I assume you’re using the latest version – the one bundled with RISC OS is out of date.

I now have four floppy drives to play with:

MITSUMI USB FDD 1039
TEAC FD-05PUB 3000
Y-E USB-FDU DATA 6.01 (original drive I was testing)
Y-E USB-FDU DATA 7.03

They all work under usbstack7, Windows 10 and Stretch. Under usbstack5 the MISTUMI works, the Y-E DATA’s predictably fail on INQUIRY and the TEAC locks the machine on INQUIRY.

 
Feb 9, 2019 3:02pm
Avatar Colin (478) 2309 posts

You can try SCSISoftUSB if you like.

It won’t write files greater than 512KB with fat32fs, it will read. The new version of fat32fs made no difference. I don’t think the problem is fat32fs as usbstack7 works ok. If you kill fat32fs this version works for me. You may or maynot have problems with INQUIRY as the ROOL version is lacking returned status errors an I’m not messing about with exception code until it works.

I take it that you didn’t have problems with keypresses with usbstack7 – the version without debug code.

 
Feb 9, 2019 4:30pm
Avatar Jon Abbott (1421) 2180 posts

You can try SCSISoftUSB if you like.

Works great, all four drives worked. All we need now is a proper Filer, with Format/Verify and a floppy drive icon!

I take it that you didn’t have problems with keypresses with usbstack7 – the version without debug code.

I never got to test it, it was locking up within seconds of loading the stack, so I modified the script to ID the floppy drive as soon as it loaded. Obviously Reporter wasn’t the issue.

 
Feb 16, 2019 7:17pm
Avatar Dave Higton (1515) 2432 posts

While clearing out some stuff a few days ago, I found a USB floppy drive. Although it’s labelled “http://www.smartdisk.com”, it’s a Teac FD-05PUB, 0644:0000.

Although this thread is about a USB floppy drive on a Pi, and I use a BBxM, I thought I’d give it a go, using SCSISoftUSB from two posts above. And it works, basically.

I found one oddity straight away. The disc was write protected and I tried to write a file to it, after successfully reading a few files. The icon of the new file appeared in the directory viewer, but I then got an error window about read-only. On aborting the operation, the icon was still there in the viewer.
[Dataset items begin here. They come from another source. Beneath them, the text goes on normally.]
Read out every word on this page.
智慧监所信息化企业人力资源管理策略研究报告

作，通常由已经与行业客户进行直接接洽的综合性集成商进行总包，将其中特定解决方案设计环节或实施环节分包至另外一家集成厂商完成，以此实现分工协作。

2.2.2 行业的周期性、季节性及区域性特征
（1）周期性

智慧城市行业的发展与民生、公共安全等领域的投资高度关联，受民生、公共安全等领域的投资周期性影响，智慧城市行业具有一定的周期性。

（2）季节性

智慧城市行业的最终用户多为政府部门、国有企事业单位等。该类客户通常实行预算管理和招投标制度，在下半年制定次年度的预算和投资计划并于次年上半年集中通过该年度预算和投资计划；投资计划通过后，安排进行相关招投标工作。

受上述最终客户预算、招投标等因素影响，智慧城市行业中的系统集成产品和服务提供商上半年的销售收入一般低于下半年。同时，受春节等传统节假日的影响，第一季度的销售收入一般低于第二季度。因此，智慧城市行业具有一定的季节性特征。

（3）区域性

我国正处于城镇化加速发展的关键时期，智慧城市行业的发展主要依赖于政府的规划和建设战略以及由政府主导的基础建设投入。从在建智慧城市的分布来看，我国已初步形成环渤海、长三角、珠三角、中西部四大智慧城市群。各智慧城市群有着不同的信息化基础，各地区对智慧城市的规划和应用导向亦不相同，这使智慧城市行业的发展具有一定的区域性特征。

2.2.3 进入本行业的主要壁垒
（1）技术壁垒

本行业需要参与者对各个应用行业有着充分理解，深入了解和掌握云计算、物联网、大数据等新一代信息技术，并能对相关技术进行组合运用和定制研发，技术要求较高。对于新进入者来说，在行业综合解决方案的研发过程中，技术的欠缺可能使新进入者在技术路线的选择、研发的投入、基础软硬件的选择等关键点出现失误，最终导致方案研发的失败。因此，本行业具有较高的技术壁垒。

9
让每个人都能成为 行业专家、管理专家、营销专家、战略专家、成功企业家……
Deleting the file deleted the icon but then gave a read-only error.

So it’s mostly good news.

I’m amazed that the power supply powers the BBxM, a 7 port hub, a 120GB SSD, a keyboard and a mouse, a MIDI adapter, my mobile phone (on charge) and the floppy.

 
Feb 17, 2019 10:00am
Avatar Colin Ferris (399) 1125 posts

Would this USB floppy – work with a Iyonix?

How far can it be made to work – ie RO formats?

 
Feb 17, 2019 11:09am
Avatar Colin (478) 2309 posts

Sorry for the delay I’ve had the flu.

Works great, all four drives worked.

I can’t get it to work with fat32fs for files greater then 512KB can you try scsisoftusbtest

It contains the scsisoftusb module and a !LanManTest program. If after loading scsisoftusb if the device is Fat32fs::Fat32_0 then Lanmantest will work unmodified. If not you need to modify the line

PROCtest("Fat32fs::Fat32_0")

to point to your floppy. Once it points to your floppy run it and it will try and read/write a 1 MB file. This fails for me. If I rmkill fat32fs and point LanManTest to the new drive name then running the program will work fine.

Does it work properly with Fat32FS for you?